Hospital Readmission Program Penalties Didn’t Raise Mortality Rates

Reductions in hospital readmissions associated with the financial penalties of the Hospital Readmission Reduction Program (HRRP) are not associated with higher mortality rates.

Hospital readmission reduction program penalties didn't raise mortality rates

Source: Thinkstock

By Jessica Kent

- The Hospital Readmission Reduction Program (HRRP) achieved a significant drop in readmission rates for Medicare patients hospitalized for pneumonia, acute myocardial infarction (AMI), and heart failure without bringing an increase of in-hospital and post discharge mortality rates, according to a study published in JAMA.

Introduced in 2010, HRRP aims to reduce readmissions after hospitalizations for common medical conditions, including pneumonia, AMI, and heart failure. HRRP created financial incentives to improve care for patients with these conditions during and after hospitalizations.  As a result, readmission rates decreased markedly across the nation.

Researchers set out to find whether the reduction in readmission rates was leading to increased mortality among Medicare beneficiaries, which would indicate that patients in true need of rehospitalization were not being provided the care they needed as hospitals attempted to avoid financial impacts.

By examining Medicare data from 2006 to 2014, researchers assessed mortality during hospitalizations and within 30 days of discharge following a hospitalization for pneumonia, AMI, and heart failure.

In particular, the group observed whether trends for in-hospital or post-discharge mortality changed at the initial announcement of HRRP or at the implementation of the financial penalty phase.

The researchers found that readmission rates for all three conditions dropped during the study period.

At the same time, in-hospital mortality rates for AMI decreased from 10.4 percent to 9.7 percent, and AMI post-discharge mortality rates decreased from 7.4 percent to 7.0 percent.

For heart failure, in-hospital mortality rates fell from 4.3 percent to 3.5 percent, but post-discharge mortality rates increased from 7.4 percent to 9.2 percent.

Similarly, in-hospital mortality rates for pneumonia decreased between 2006 and 2014, but post-discharge mortality rates for this condition rose from 7.6 percent to 8.6 percent.

The results show that although post-discharge mortality rates increased for both heart failure and pneumonia, these increases began over three years before the announcement of HRRP, and five years before the implementation of the program’s penalties.

These findings significantly contrast with the results of a 2017 study published in JAMA Cardiology, which concluded that increases in post-discharge mortality rates for heart failure were the result of the value-based penalty component of HRRP.

The study stated that providers could be refusing hospitalizations because they have a financial incentive to do so.

However, the results of the 2018 study appear to refute these previous findings, although the researchers acknowledge that their investigation did have some limitations.

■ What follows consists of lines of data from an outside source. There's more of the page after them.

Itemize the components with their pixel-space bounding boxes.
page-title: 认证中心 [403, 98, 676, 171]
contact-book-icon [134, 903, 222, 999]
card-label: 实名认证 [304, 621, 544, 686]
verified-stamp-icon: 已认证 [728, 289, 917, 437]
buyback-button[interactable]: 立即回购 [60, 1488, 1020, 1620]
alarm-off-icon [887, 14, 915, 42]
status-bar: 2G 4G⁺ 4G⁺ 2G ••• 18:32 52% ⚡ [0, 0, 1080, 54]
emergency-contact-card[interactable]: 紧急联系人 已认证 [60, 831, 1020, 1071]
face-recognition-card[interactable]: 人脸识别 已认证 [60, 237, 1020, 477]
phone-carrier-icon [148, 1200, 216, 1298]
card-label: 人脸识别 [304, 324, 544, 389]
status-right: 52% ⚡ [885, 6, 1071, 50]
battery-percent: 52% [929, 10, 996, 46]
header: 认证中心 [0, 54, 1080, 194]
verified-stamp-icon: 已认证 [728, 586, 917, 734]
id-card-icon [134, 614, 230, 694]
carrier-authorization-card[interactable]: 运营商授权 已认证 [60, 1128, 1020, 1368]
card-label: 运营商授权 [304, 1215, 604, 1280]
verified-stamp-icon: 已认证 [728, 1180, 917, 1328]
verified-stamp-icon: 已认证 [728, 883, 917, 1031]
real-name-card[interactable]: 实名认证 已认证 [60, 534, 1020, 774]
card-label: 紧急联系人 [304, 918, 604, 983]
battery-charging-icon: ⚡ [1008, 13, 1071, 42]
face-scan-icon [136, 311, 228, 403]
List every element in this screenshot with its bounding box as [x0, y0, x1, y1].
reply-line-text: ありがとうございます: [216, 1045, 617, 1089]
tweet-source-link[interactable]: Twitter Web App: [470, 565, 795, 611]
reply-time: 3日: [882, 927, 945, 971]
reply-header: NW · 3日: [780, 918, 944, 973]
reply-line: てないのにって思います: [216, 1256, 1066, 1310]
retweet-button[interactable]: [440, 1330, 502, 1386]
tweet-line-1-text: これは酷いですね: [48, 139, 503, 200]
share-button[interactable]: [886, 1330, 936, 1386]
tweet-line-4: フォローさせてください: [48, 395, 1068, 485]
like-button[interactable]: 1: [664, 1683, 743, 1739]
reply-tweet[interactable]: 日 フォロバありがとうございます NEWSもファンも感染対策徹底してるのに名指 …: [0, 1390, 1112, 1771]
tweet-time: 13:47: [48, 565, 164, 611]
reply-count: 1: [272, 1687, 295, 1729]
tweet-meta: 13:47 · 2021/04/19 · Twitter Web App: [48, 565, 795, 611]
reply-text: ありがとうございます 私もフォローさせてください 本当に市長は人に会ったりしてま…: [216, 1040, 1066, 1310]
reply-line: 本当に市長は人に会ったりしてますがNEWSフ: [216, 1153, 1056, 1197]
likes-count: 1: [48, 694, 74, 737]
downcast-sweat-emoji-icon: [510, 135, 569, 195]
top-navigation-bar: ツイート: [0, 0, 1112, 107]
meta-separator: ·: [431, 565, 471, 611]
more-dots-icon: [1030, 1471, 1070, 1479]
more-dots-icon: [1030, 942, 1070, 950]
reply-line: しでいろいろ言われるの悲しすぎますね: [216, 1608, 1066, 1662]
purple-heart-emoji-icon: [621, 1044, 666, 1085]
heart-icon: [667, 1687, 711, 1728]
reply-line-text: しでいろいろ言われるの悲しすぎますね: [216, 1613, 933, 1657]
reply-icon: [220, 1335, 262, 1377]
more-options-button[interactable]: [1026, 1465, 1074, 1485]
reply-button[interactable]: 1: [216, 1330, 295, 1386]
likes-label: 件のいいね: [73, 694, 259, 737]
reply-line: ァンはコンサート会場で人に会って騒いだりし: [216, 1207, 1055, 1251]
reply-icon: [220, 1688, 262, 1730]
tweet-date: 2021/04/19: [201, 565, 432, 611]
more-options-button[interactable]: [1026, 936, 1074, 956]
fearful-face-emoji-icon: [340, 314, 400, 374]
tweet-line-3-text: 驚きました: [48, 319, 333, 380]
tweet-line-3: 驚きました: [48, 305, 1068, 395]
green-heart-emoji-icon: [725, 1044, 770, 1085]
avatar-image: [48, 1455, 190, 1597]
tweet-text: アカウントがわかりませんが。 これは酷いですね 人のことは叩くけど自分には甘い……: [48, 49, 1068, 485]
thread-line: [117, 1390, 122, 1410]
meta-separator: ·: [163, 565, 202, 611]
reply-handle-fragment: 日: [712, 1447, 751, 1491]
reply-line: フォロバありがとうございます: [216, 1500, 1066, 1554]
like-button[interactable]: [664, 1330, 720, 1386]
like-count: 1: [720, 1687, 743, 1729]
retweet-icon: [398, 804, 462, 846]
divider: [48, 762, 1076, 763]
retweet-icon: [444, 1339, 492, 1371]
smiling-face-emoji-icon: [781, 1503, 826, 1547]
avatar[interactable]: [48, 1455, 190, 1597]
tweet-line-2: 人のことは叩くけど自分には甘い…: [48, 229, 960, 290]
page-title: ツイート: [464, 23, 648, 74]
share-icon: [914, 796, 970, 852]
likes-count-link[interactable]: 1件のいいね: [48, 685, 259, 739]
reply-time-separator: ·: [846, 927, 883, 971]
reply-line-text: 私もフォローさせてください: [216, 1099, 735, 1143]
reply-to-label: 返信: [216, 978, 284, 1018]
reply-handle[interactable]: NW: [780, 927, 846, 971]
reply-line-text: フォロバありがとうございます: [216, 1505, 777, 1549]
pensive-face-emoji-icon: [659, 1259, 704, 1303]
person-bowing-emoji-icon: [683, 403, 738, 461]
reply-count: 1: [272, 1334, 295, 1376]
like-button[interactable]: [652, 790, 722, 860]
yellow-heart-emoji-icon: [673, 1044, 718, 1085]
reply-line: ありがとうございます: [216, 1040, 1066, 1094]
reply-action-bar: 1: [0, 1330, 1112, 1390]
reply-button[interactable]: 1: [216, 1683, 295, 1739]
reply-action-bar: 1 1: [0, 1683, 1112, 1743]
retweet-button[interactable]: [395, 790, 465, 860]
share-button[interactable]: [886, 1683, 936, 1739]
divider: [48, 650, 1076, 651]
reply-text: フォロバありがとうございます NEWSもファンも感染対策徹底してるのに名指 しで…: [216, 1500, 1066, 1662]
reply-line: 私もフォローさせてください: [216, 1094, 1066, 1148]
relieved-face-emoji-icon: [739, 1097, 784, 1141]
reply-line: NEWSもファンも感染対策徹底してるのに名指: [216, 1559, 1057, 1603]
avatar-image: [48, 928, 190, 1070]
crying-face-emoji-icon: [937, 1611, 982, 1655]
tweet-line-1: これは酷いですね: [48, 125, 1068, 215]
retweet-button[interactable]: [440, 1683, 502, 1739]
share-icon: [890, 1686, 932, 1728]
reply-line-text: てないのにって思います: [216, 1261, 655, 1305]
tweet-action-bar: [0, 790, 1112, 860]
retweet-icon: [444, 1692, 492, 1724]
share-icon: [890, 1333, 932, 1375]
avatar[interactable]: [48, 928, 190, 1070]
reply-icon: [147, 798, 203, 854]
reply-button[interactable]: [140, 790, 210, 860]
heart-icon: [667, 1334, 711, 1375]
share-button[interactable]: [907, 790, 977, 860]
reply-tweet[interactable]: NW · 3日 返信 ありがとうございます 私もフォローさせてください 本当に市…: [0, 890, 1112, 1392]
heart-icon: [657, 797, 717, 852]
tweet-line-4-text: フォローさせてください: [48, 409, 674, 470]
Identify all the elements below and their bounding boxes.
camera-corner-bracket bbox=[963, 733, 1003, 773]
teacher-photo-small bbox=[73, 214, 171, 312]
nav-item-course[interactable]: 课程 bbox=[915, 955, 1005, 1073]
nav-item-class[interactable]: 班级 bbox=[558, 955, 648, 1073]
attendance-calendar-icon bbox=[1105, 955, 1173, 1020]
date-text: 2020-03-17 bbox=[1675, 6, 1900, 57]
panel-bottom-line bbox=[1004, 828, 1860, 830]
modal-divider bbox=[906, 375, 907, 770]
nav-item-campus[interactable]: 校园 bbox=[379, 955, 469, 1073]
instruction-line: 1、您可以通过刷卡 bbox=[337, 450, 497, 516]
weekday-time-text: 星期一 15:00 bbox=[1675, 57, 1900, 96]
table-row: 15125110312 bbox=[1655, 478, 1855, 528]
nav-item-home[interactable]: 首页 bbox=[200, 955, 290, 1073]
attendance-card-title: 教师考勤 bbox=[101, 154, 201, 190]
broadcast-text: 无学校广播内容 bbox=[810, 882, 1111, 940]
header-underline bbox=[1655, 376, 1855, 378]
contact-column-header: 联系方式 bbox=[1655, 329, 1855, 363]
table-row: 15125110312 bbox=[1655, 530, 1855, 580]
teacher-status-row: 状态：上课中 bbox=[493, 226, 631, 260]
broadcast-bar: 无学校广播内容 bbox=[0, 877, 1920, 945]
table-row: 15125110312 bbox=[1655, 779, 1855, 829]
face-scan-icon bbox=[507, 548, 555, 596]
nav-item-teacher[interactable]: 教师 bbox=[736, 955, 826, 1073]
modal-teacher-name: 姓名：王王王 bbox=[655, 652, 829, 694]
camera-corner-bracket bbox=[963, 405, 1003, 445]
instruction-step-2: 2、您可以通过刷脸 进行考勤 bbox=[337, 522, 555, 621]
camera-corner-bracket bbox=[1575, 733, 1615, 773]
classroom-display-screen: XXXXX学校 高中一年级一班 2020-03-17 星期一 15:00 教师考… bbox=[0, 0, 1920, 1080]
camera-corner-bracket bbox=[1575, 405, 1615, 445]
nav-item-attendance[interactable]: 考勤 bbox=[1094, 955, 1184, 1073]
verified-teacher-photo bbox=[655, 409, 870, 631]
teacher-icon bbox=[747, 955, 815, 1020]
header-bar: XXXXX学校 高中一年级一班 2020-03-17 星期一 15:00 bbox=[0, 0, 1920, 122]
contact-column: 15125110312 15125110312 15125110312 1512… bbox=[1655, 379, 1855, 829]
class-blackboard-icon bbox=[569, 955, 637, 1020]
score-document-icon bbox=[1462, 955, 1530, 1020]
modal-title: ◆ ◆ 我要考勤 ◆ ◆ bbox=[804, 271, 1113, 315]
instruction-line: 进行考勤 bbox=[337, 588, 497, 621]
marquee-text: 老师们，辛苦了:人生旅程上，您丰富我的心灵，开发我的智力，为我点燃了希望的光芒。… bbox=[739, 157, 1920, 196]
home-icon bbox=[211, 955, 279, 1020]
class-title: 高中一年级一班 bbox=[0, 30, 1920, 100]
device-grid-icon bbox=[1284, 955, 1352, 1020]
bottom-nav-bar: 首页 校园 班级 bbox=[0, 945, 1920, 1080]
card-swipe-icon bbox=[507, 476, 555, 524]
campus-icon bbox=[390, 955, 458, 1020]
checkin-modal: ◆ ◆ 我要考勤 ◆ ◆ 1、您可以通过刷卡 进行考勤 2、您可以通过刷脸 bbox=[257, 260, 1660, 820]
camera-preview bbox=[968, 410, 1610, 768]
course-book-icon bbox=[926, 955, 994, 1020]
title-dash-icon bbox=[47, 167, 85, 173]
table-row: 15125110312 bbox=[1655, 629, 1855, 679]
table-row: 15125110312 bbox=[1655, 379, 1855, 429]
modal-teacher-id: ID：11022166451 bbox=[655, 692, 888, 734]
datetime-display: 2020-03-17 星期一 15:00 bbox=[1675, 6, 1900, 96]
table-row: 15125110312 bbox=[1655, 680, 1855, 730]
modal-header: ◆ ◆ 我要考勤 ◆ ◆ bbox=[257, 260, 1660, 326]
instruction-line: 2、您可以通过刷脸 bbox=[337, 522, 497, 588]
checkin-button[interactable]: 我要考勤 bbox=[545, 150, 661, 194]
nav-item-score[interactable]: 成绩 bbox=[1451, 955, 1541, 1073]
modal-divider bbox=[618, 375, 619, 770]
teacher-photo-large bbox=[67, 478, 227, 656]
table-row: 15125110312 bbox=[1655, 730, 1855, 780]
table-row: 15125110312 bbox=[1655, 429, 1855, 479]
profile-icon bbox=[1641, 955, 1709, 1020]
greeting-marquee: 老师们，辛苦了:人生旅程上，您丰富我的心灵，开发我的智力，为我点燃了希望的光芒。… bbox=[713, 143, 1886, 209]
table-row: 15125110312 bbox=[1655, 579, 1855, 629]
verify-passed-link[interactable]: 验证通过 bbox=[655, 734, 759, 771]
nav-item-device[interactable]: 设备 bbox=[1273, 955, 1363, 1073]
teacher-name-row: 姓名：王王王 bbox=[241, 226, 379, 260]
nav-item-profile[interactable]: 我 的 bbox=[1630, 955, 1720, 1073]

The group that conducted the 2018 study did not evaluate other factors that may impact mortality trends besides HRRP. Additionally, the current study doesn’t assess patterns in mortality for patients treated in outpatient settings, as these patients do not fall under the scope of HRRP.

Still, the team believes their results show that the success of HRRP has not impacted rising mortality rates for any of the three conditions.

“These findings from the overall Medicare fee-for-service population do not support an assertion that either the HRRP or its associated declines in readmission rates are associated with increasing mortality, because mortality rates either did not change or started to increase well before the HRRP passage and any decrease in readmissions,” the researchers concluded.